How broad is the scope of ICE's surveillance? Very broad:

Such a wide scope raises huge concerns that judges and authorities could use such orders to monitor and criminalise millions of Americans, including almost six million citizen children under the age of 18 living with a parent or family member who is undocumented. ICE has said it deported 256,000 people in 2018, a record amount, including 5,571 unaccompanied children. ICE is also known to be monitoring people sympathetic to enforcing immigrants’ rights, labelling them as “Anti-Trump” protestors. It was reported earlier this week that ICE is locking up thousands of people it has detained in solitary confinement by exploiting measures supposed to be used as a last resort.

JSI Telecom, a company you've likely never heard of, is a big deal in the government-corporate surveillance game:

JSI Telecom, which describes itself as a “leading provider of communications intercept collection solution”, is one of over 500 companies worldwide which profits from governments' demand for advanced surveillance tools. In addition to ICE, JSI has surveillance contracts with the Drug Enforcement Administration and the Federal Bureau of Investigation. It has also received payments from the State Department for projects in Guatemala and Indonesia, part of a broader programme of US agencies using aid and other public money to empower foreign security agencies with surveillance capabilities.

ICE also buys big data datasets from major third-party data aggregators like the news organization Thomson Reuters:

Last year, media multinational Thomson Reuters defended its contracts with ICE after Privacy International highlighted the company had made nearly $50 million from selling the agency access to a “vast collection of public and proprietary records”. This includes phone records, consumer and credit bureau data, healthcare provider content, utilities data, DMV records, World-Check listings, business data, data from social networks and chatrooms, and “live access to more than 7 billion license plate detections”.

Big data and its abuse is not your friend.
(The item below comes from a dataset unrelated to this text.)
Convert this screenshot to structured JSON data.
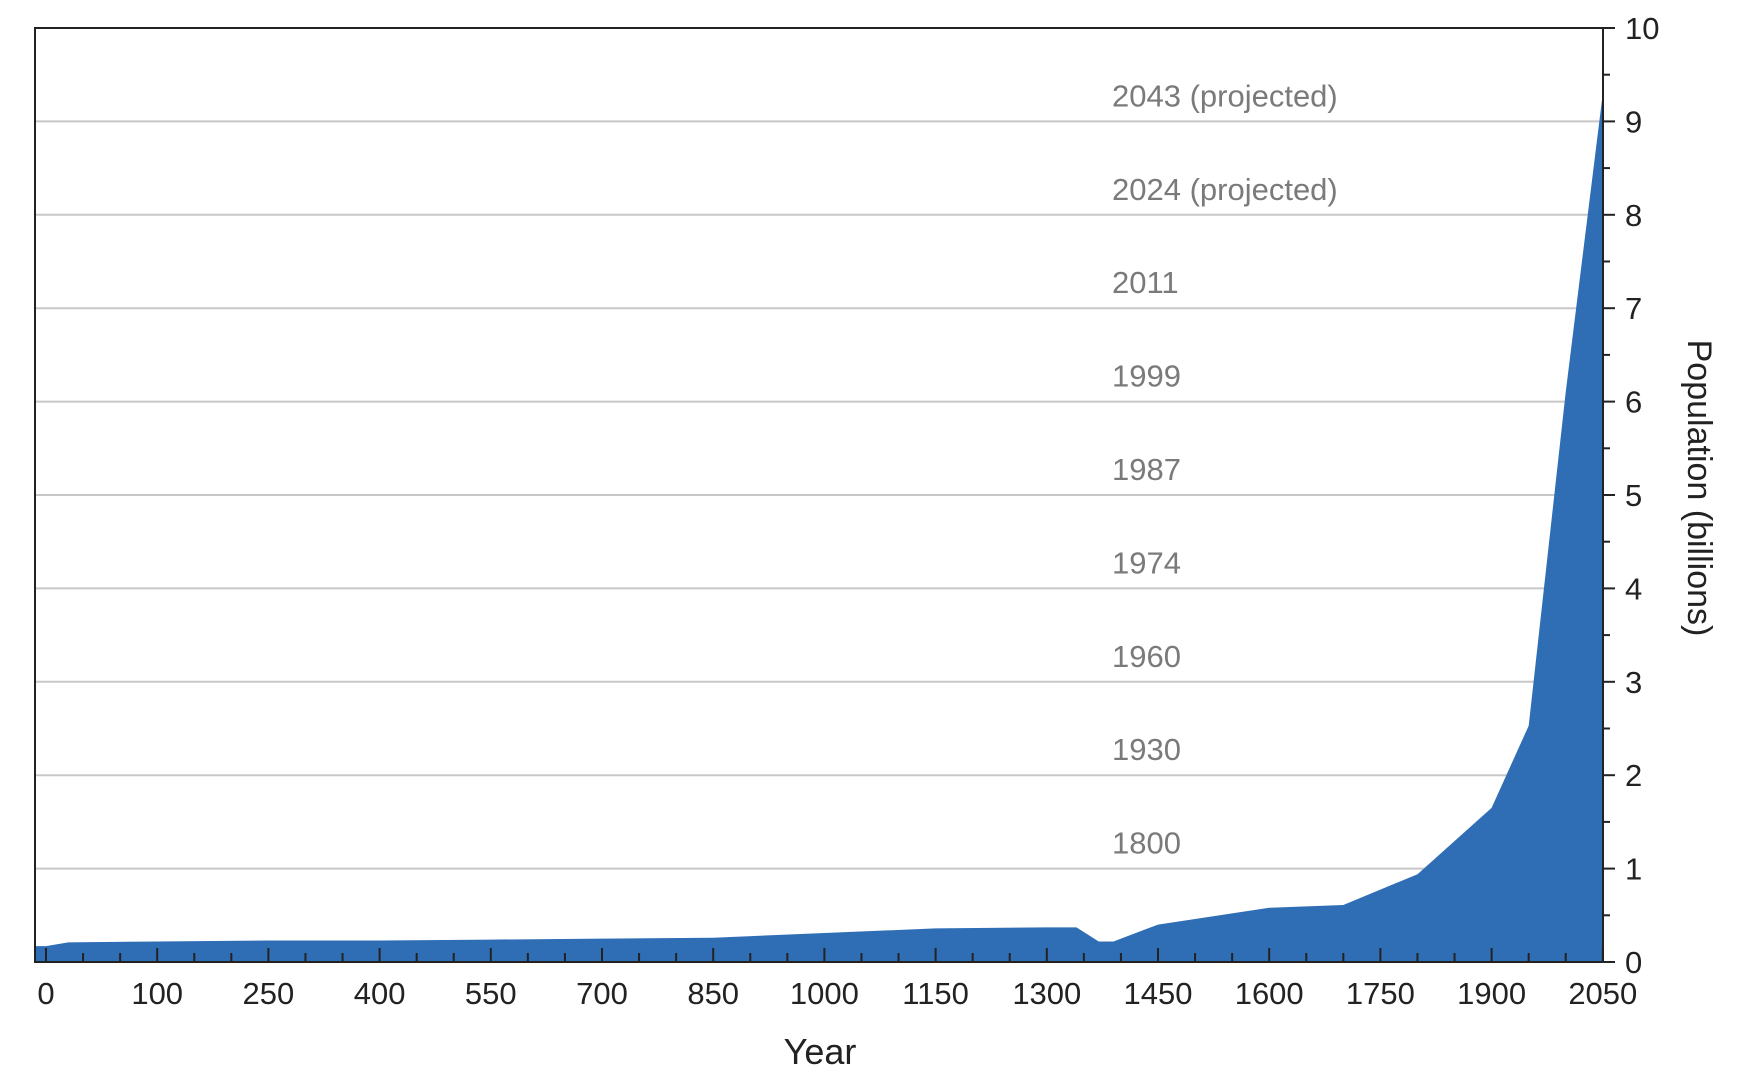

It's used by the powerful for the obvious purpose, to suppress and arrest their enemies. But it's also used for a more insidious purpose — to influence U.S. elections in their favor.Yes, there are now several ways to buy elections. Directly purchasing candidates is just one of them. Pervasive, unnoticed, constant, soft propaganda, visited on the whole population to promote the candidates and causes of the wealthy, is another. Welcome to the world that Americans continue to allow themselves to live within.